株主優待はカタログギフトと迎賓館入館券 淀川製鋼所の安定高配当株診断

・半世紀以上続く圧延専門の鉄鋼メーカーでカラー鋼板シェア1位

・2023年度からの3年間は配当下限200円かつ配当性向75%と安定配当

・株価は高いが利回りも5%以上と高い高配当銘柄

目次

〇会社概要と配当基準日

ツナグバ

淀川製鋼所はメッキ鋼板を主力とする圧延専門の鉄鋼メーカーです。圧延専門のため、原料となる半製品の鋼材は他の鉄鋼メーカーから購入しています。売上の95%は鋼板関係で稼いでおり、海外比率は35%程です。中でもカラー鋼板は業界1位のシェアを誇ります。また鋼板以外にも建材やエクステリア、不動産でもわずかながら収益を上げております。

同社は1935年に創業し、創業当時は溶融亜鉛メッキ鋼板のメーカーでした。1948年には電気炉や反射炉を新設し、鋳鋼品・ロールの製造を開始します。その後取扱製品を拡大させると同時に1951年に他社の工場を買収し、電気炉による普通鋼・特殊鋼のビレット(半製品)の製造を開始、1959年と1974年にも電気炉をそれぞれ1基ずつ新設します。このように過去には半製品であるビレットを自前で製造していましたが、2000年に製鋼部門を廃止し、以来圧延に特化した製品づくりを行ってきました。



配当金は減配もありますが減配額はわずかなもので、鉄鋼メーカーにしては比較的安定した配当をする企業と見ていいでしょう。2016年3月期に赤字を計上していますが、その際は減配をしなかったことから、極力減配をしないようにしているようにも見えます。

かと思うと利益が十分に出ているにも関わらず減配をするなど、配当は出しますが減配もするよくわからない配当方針を敷いてきました。

しかし2023年度からは配当下限を200円に設定したことや、自己資本比率が高いということから、しばらくは安定配当が期待できる銘柄に変わったと判断できます。


配当基準日:3月末

〇直近株価と配当額と利回り

 

 株価:5,770円

 配当額:309円

 利回り:5.35%

株価は過去10年で最高値付近なのですが、それでも5%近い利回りを確保できています。尚、仮に配当額を下限の200円とした場合は利回りが3.46%まで減少します。


〇配当方針


200円以上の配当かつ配当性向75%以上としています。尚、同社は株主優待を行っております。

〇過去10年配当とEPS(一株当たり純利益)



赤字の年もありましたが、EPS(一株当たり純利益)は割と高めで安定しています。赤字の際も減配せずに配当金を出していることから、安定配当の意識がある企業だと思われます。

〇時価総額と自己資本比率

 

 時価総額:1,837億円

 自己資本比率:71.3%

中堅鉄鋼メーカーとして十分な時価総額だと思われます。自己資本比率も70%と高めで満足です。

 

〇過去10年間のチャート


SBI証券より引用


2023年からうなぎ登りで10年前から2.5倍近くまで株価を上げております。予想するに2023年からの配当計画を受けて株価が上昇したのでしょう。余程業績が悪化しない限り下がらないと思います。



〇総括

淀川製鋼所は半世紀以上の歴史を持つ、圧延専門の鉄鋼メーカーです。主力製品は鋼板で、売上の95%を占めております。中期計画2025では、ロール事業の新規分野の需要開拓や高付加価値品の拡販などを掲げております。

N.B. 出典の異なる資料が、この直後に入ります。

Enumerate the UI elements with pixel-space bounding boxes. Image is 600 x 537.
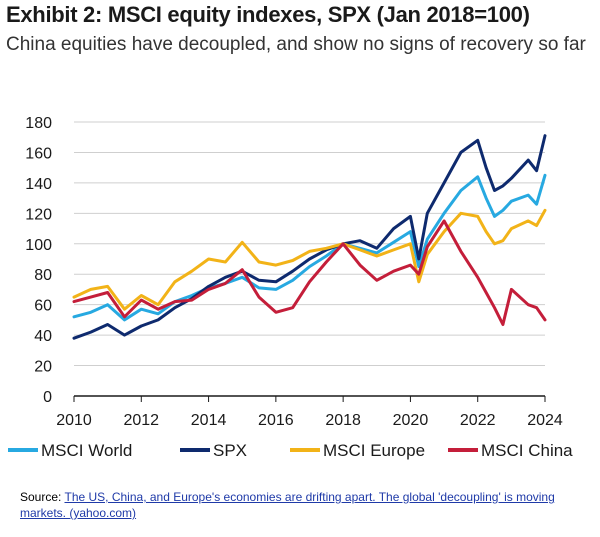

配当は減配も行っていますが、鉄鋼メーカーにしては減配幅が小さく、また赤字の際も配当金額を維持していることからある程度は安定した配当を続けてきた実績があります。利益に関しては毎年安定して上げており、また自己資本比率も70%と非常に高い水準です。今回の中期計画で配当金下限を200円に設定していますが、この水準は中期計画が終了する3年間はまずクリアできるものと思われます。

配当性向75%も掲げているので更なる上積みも期待できそうですが、中期計画が終了してからどのような方針を取るかが不透明です(当然といえばそうですが)。

とはいえ現時点で利回りが5%を超える水準で、過去の減配幅も小さいことから、ある程度は安定した配当が期待できる高配当株と言ってよいかと思います。